TURÇEP olarak sanatsal ve kültürel etkinliklerin yanındayız ve gerek duyulduğunda toplumsal kültürün geliştirilmesine katkı sunacak sanatsal etkinliklere yardımcı olma anlayışına da sahibiz. Ancak bu tür etkinliklerin organizasyonunda 10 yıla yakın zamandır vahşi madenciliğe karşı onurlu bir yaşam mücadelesi veren Turgutlu halkının hassasiyetlerini rencide etmeyecek konukların davet edilmesine özen gösterilmesi, davet edilecek kişilerin titizlikle seçilmesi, böylece kültür ve sanatın kirlenmesinin önüne geçilmesini de temenni ediyoruz. Ayrıca bunun  Çaldağında eylem olacağı aynı güne denk getirilmesi de manidardır.

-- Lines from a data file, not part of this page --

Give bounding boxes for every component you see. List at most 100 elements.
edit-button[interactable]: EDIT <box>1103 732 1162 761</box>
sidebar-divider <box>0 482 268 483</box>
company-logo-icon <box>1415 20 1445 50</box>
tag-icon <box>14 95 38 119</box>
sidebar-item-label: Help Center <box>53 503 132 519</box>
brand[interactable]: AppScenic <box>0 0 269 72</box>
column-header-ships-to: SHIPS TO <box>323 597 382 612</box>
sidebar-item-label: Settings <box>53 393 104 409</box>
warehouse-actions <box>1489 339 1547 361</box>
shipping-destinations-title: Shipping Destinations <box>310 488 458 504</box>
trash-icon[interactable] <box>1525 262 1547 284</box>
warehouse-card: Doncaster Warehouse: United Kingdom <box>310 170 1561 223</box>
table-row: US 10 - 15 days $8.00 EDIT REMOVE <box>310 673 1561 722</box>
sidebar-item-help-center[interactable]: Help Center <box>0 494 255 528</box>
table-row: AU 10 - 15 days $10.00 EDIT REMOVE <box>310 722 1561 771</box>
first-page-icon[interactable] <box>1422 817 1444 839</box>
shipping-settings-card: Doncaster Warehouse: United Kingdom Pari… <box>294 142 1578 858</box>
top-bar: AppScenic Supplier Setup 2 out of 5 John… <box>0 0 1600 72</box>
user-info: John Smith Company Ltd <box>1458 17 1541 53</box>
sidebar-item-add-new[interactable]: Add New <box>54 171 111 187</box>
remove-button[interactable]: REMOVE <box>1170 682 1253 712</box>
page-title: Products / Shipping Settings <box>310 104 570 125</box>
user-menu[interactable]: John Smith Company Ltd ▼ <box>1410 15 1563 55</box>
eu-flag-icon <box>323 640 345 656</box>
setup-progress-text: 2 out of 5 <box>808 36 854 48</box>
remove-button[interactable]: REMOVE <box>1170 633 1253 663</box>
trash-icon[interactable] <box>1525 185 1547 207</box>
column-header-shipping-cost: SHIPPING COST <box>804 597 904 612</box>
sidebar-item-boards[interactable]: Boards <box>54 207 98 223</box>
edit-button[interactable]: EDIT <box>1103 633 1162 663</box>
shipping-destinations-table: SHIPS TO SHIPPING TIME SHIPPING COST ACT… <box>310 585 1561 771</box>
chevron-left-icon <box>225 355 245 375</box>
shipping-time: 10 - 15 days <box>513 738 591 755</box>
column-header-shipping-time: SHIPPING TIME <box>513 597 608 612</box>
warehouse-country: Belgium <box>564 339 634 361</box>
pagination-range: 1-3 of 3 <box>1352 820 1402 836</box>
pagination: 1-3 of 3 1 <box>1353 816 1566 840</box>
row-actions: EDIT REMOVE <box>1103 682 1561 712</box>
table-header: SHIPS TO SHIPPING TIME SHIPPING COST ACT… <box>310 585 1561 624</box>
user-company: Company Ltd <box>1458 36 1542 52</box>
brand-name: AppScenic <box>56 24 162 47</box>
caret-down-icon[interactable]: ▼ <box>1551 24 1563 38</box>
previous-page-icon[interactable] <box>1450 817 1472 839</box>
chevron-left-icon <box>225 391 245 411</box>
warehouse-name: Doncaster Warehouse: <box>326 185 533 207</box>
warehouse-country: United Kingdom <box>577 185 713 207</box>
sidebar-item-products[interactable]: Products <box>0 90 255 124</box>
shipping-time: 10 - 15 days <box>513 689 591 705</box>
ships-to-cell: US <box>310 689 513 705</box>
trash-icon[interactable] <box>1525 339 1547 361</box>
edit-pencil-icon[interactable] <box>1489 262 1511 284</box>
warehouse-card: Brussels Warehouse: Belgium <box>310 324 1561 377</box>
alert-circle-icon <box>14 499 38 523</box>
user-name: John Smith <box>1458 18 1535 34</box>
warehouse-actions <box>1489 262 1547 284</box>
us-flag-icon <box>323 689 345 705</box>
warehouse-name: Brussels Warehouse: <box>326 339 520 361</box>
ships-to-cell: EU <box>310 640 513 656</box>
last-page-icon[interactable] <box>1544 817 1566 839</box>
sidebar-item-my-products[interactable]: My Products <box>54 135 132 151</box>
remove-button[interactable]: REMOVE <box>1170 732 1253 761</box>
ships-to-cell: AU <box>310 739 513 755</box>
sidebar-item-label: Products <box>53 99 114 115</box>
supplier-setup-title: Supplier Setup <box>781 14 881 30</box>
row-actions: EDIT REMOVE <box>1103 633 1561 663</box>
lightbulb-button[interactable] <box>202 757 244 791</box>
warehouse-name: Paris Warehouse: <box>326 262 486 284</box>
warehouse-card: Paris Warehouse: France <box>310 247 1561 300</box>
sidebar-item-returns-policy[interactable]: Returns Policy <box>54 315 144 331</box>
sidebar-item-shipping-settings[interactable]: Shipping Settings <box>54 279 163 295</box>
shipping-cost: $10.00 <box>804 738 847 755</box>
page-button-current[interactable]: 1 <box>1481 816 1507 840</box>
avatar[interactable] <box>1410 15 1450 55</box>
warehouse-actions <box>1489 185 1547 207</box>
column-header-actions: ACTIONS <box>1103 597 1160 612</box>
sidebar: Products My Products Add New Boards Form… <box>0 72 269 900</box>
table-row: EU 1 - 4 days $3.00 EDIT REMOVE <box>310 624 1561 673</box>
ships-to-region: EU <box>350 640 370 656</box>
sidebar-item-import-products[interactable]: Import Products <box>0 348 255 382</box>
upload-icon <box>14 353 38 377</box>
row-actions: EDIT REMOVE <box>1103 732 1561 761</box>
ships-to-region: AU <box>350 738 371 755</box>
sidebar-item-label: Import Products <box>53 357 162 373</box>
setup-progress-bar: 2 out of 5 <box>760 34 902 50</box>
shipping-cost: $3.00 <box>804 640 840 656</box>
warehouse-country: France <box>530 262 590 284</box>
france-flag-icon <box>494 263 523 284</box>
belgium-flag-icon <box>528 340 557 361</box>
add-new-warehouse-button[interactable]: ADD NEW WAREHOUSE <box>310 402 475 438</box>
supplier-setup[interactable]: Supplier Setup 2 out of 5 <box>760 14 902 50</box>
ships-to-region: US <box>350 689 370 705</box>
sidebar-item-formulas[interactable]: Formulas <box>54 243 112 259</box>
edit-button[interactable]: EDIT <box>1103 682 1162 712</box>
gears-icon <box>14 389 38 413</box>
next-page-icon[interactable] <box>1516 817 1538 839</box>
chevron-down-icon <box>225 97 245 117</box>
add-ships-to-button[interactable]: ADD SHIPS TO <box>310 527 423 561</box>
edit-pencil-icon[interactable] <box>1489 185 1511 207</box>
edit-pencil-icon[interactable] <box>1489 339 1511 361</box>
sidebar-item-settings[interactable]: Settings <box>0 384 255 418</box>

Geçmiş yıllarda siyanürlü altın maden işletmeciliğindeki maden şirketinin reklamını yapan ve Uşak Kışladağ ile İzmir Efemçukuru’ndaki siyanürlü altın madenciliğini destekler söylemleri olan Tayfun Talipoğlu’nun bir derginin etkinliği kapsamında konuşma yapmak üzere Turgutlu’ya davet edilmesini hayretle karşıladık. Tayfun Talipoğlu’nun geçmişteki davranışı tüm çevreciler ve yaşam savunucuların yüreklerinde hala kanayan derin bir yara olarak iz bırakmıştır. Bu nedenle Tayfun Talipoğlu’nun Turgutlu'da katıldığı etkinlikte şimdi de çevreci söylemlerle kendini savunan açıklamaları inandırıcı olmakta yetersiz kalacaktır.

Geçmişteki davranışını kınadığımız Tayfun Talipoğlu’ndan TURÇEP olarak beklediğimiz, o dönemde yanlış yaptığını kabul etmesi ve geçmişteki yanlışından dolayı özür dilemesidir. Ayrıca özür dileyebilmek de bir erdemdir. Aksi taktirde Turgutlu’da katıldığı etkinlik sırasında “kendisinin de çevreci olduğu ve Çaldağı’ndaki nikel işletmesine karşı olduğu” şeklindeki sözleri, samimiyeti ve güvenirliği bakımından yetersiz kalacaktır. Çünkü Tayfun Talipoğlu’nun daha önceki yanlışı çevreci güzel bir cümle ile örtülemeyecek kadar büyüktür. Bu nedenle özür dilemedikçe çevreci söylemlerinin çok fazla bir inandırıcılığı olmayacak, samimiyetinden şüphe edilecek, sadece geçmişteki yanlışını örtmek için sığınmaya çalıştığı sözler anlamı taşıyacaktır.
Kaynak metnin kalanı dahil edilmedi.